La Commission européenne met en garde la Belgique contre un dérapage budgétaire

La Commission européenne a épinglé mercredi huit pays, dont la Belgique, la France et l’Italie, estimant que leurs prévisions budgétaires pour 2020 présentaient « un risque de non-conformité » avec les règles européennes.

Selon Bruxelles, les budgets présentés par ces pays – France, Italie, Slovénie, Slovaquie, Finlande, Espagne, Portugal et Belgique – sont susceptibles de s’éloigner des objectifs qui leur avaient été fixés.

L’effort fourni par ces membres de la zone euro pour assainir leurs dépenses publiques « est inférieur à ce qui est recommandé » par l’UE, a souligné le commissaire européen aux Affaires économiques, Pierre Moscovici.

Parmi les Etats concernés, quatre – la France, l’Italie, la Belgique et l’Espagne – peinent en outre « à réduire leur dette publique trop élevée« , a souligné M. Moscovici, qui les « invite à poursuivre des politiques budgétaires prudentes« .
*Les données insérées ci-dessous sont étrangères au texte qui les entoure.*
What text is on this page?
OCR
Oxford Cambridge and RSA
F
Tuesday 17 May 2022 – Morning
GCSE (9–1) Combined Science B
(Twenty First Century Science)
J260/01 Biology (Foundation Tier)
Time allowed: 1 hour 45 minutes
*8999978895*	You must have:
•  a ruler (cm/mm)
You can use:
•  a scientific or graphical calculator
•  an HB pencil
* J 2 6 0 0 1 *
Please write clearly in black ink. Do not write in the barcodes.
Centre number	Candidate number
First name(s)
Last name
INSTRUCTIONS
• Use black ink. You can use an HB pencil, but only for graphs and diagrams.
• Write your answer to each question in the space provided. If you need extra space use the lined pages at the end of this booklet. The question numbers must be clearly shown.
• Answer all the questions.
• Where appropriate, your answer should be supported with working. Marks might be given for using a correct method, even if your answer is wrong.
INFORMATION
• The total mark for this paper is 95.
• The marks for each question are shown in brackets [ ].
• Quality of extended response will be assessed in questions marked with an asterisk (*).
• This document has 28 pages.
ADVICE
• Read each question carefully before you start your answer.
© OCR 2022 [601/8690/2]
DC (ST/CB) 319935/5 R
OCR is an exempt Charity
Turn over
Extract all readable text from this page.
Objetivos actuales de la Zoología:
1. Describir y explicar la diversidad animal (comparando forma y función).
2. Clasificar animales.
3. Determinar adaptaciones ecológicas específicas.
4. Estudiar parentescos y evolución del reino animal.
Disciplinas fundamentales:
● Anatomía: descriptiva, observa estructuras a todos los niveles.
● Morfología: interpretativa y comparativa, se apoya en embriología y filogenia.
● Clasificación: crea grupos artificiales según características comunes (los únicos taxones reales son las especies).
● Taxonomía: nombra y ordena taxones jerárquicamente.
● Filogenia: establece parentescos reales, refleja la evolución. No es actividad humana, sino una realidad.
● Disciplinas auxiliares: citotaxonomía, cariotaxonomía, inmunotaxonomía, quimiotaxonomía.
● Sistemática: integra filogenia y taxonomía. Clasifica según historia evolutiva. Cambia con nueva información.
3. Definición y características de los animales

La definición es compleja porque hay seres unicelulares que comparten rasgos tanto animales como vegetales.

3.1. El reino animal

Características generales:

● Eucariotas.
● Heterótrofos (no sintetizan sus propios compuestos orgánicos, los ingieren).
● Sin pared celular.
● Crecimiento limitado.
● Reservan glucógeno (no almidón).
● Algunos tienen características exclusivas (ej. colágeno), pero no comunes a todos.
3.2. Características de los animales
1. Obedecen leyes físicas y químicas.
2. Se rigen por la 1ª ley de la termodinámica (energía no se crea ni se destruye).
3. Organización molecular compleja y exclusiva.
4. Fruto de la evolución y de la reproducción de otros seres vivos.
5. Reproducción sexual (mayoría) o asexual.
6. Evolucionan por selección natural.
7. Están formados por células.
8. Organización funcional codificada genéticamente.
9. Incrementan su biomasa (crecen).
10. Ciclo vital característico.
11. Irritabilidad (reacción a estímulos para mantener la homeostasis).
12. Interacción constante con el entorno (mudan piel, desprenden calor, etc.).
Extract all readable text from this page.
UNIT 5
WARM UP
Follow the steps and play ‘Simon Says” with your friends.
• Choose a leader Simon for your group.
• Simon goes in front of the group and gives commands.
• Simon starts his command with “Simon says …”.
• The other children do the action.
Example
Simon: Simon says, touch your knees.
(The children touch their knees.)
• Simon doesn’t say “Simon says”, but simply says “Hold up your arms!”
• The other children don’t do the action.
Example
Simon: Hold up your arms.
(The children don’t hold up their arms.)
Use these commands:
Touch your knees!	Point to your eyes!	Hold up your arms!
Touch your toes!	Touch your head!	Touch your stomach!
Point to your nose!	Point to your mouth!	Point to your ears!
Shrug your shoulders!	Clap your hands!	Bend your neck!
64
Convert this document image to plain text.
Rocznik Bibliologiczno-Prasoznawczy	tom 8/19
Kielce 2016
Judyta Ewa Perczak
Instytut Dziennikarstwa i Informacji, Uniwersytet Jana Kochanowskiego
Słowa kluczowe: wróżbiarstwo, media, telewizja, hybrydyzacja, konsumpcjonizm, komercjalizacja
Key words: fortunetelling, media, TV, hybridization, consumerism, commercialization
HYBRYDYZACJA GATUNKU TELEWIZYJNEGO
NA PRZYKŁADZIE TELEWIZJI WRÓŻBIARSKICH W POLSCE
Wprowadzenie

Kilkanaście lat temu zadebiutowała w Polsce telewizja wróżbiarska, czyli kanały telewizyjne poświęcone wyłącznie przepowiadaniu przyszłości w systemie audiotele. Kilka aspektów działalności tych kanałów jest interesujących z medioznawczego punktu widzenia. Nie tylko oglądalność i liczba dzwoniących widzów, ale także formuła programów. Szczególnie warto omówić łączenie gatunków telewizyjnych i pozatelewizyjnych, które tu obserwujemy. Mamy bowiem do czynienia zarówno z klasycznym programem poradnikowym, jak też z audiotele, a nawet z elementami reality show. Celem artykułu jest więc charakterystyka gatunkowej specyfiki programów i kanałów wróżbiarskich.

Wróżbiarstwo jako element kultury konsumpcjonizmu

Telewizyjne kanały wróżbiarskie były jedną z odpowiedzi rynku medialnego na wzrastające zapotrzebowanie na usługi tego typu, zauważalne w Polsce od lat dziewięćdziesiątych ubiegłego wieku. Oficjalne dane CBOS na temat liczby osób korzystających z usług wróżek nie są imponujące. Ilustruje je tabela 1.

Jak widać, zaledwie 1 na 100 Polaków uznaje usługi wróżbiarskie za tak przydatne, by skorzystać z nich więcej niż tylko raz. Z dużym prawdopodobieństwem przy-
« Ces quatre pays n’ont pas suffisamment profité des périodes économiques favorables pour assainir leurs finances publiques« , a souligné le vice-président de la Commission, Valdis Dombrovskis.

« En 2020, ils ne prévoient aucun ajustement budgétaire significatif ou même une expansion budgétaire: cette situation est inquiétante« , a-t-il ajouté.

Selon la Commission, le déficit budgétaire français atteindra 2,2% de son PIB en 2020 et 2021, mais l’effort structurel – c’est-à-dire l’effort fourni sans prendre en compte la conjoncture économique – reste trop faible.

En conséquence, l’endettement de la France, qui atteindra 98,9% de son produit intérieur brut (PIB) en 2020, devrait croître en 2021 à 99,2% de son PIB.

En Italie, le déficit devrait se porter à 2,3% en 2020, puis 2,7% en 2021, une situation qui inquiète les Européens, étant donnée l’énorme dette du pays.

Celle-ci atteindra en effet 136,8% du PIB l’an prochain, puis 137,4% du PIB en 2021. Le deuxième ratio le plus important après la Grèce.

Contrairement à l’an passé, où les relations ont été particulièrement tendues entre Bruxelles et le gouvernement populiste alors au pouvoir à Rome, l’heure est cependant au dialogue.

« On ne peut pas comparer le débat budgétaire que nous avons cette année (…) (et est) sérieux (…) et la confrontation que nous avons connue il y a un an« , avait affirmé M. Moscovici début novembre.

Sur les 19 membres de la zone euro, neuf pays ont présenté pour 2020 un projet de budget totalement conforme aux règles européennes: l’Allemagne, les Pays-Bas, l’Irlande, la Grèce, la Lituanie, le Luxembourg, Chypre, Malte et l’Autriche.

Concernant l’Allemagne et les Pays-Bas, qui disposent d’une marge budgétaire leur permettant de soutenir les investissements, M. Moscovici s’est félicité des « premiers pas pris vers une politique budgétaire plus expansive« .

« C’est une excellente nouvelle pour la croissance de ces pays bien entendu, mais aussi pour l’ensemble de la zone euro« , a souligné le commissaire français.